Miss August, the beautiful, chilly June (Alicia Keys) and the sweet, simple-minded May (Sophie Okonedo) live together in a big pink house on a huge plot of land that might as well be Brigadoon, it's so idyllic and enchanted and self-sufficient and hidden from the world. If the sisters' way of life poses any kind of problem for the local bigots (the black Madonna on the honey label, the big pink house), you'd never know it. The farm is so far removed from the world's troubles, in fact, that Miss August's young godson, Zach (Tristan Wilds), asks Lily to the movies and honestly fails to see what comes next.
Lily and Rosaleen blossom in this hothouse environment. Lily because she experiences what it's like to be mothered for the first time, Rosaleen because she's shown a different life than she had imagined was possible for a black woman.
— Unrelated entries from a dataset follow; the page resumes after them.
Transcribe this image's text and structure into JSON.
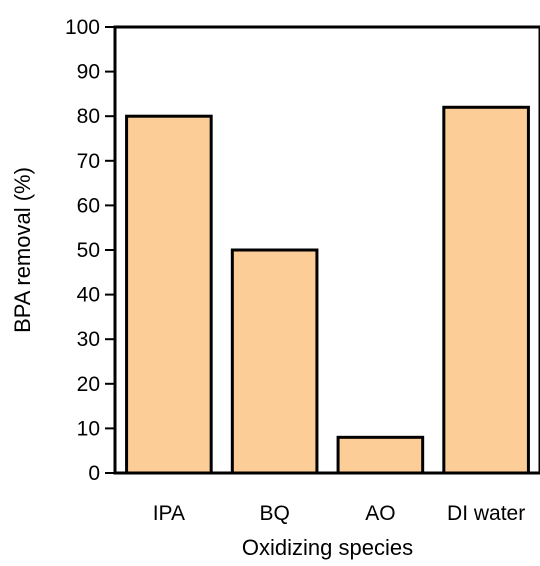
{
  "chart_data": {
    "type": "bar",
    "categories": [
      "IPA",
      "BQ",
      "AO",
      "DI water"
    ],
    "values": [
      80,
      50,
      8,
      82
    ],
    "title": "",
    "xlabel": "Oxidizing species",
    "ylabel": "BPA removal (%)",
    "ylim": [
      0,
      100
    ],
    "yticks": [
      "0",
      "10",
      "20",
      "30",
      "40",
      "50",
      "60",
      "70",
      "80",
      "90",
      "100"
    ],
    "grid": false,
    "bar_color": "#FDCD97",
    "edge_color": "#000000"
  }
}
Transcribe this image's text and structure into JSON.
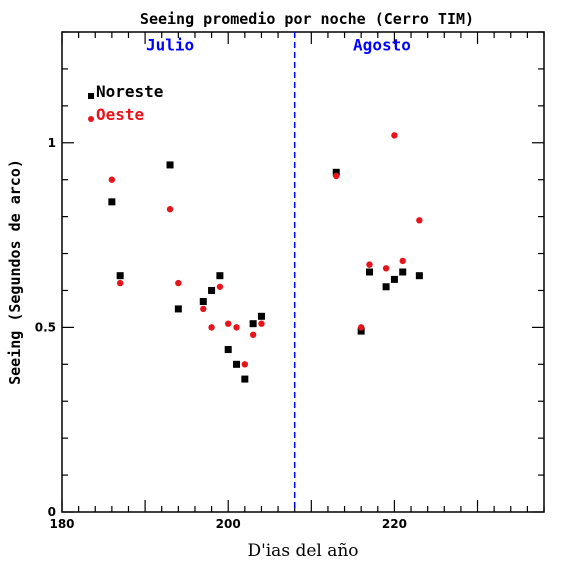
{
  "chart_data": {
    "type": "scatter",
    "title": "Seeing promedio por noche (Cerro TIM)",
    "xlabel": "D'ias del año",
    "ylabel": "Seeing (Segundos de arco)",
    "xlim": [
      180,
      238
    ],
    "ylim": [
      0,
      1.3
    ],
    "x_ticks": [
      180,
      200,
      220
    ],
    "y_ticks": [
      0,
      0.5,
      1
    ],
    "y_tick_labels": [
      "0",
      "0.5",
      "1"
    ],
    "divider_x": 208,
    "divider_color": "#0000ff",
    "grid": false,
    "legend_position": "top-left",
    "annotations": [
      {
        "text": "Julio",
        "x": 193,
        "y": 1.25,
        "color": "#0000ff"
      },
      {
        "text": "Agosto",
        "x": 218.5,
        "y": 1.25,
        "color": "#0000ff"
      }
    ],
    "series": [
      {
        "name": "Noreste",
        "marker": "square",
        "color": "#000000",
        "points": [
          [
            186,
            0.84
          ],
          [
            187,
            0.64
          ],
          [
            193,
            0.94
          ],
          [
            194,
            0.55
          ],
          [
            197,
            0.57
          ],
          [
            198,
            0.6
          ],
          [
            199,
            0.64
          ],
          [
            200,
            0.44
          ],
          [
            201,
            0.4
          ],
          [
            202,
            0.36
          ],
          [
            203,
            0.51
          ],
          [
            204,
            0.53
          ],
          [
            213,
            0.92
          ],
          [
            216,
            0.49
          ],
          [
            217,
            0.65
          ],
          [
            219,
            0.61
          ],
          [
            220,
            0.63
          ],
          [
            221,
            0.65
          ],
          [
            223,
            0.64
          ]
        ]
      },
      {
        "name": "Oeste",
        "marker": "circle",
        "color": "#e8141c",
        "points": [
          [
            186,
            0.9
          ],
          [
            187,
            0.62
          ],
          [
            193,
            0.82
          ],
          [
            194,
            0.62
          ],
          [
            197,
            0.55
          ],
          [
            198,
            0.5
          ],
          [
            199,
            0.61
          ],
          [
            200,
            0.51
          ],
          [
            201,
            0.5
          ],
          [
            202,
            0.4
          ],
          [
            203,
            0.48
          ],
          [
            204,
            0.51
          ],
          [
            213,
            0.91
          ],
          [
            216,
            0.5
          ],
          [
            217,
            0.67
          ],
          [
            219,
            0.66
          ],
          [
            220,
            1.02
          ],
          [
            221,
            0.68
          ],
          [
            223,
            0.79
          ]
        ]
      }
    ]
  }
}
The charismatic Latifah is as warm and expansive as ever, but in her casual Friday khakis and modern businesswoman confidence she feels anachronous and out of place. She has carved out a niche as a sort of comforter of the afflicted, and although she wears her sainthood lightly it would be nice to see her do something different.
The beekeeping business, which Miss August patiently teaches to Lily, provides the sister a handsome living as well as all kinds of opportunities for metaphors about insect life as it relates to ours. ("See, the world's really just one big bee yard . . . .") And the movie is full of lines like that. When, early on, Rosaleen admonishes Lily not to get her hopes up when they first knock on Miss August's door, the girl replies, "They got nowhere else to go." The thing is, we do.
"The Secret Life of Bees." MPAA rating: PG-13 for thematic material and some violence. Running time: 1 hour, 50 minutes. In wide release.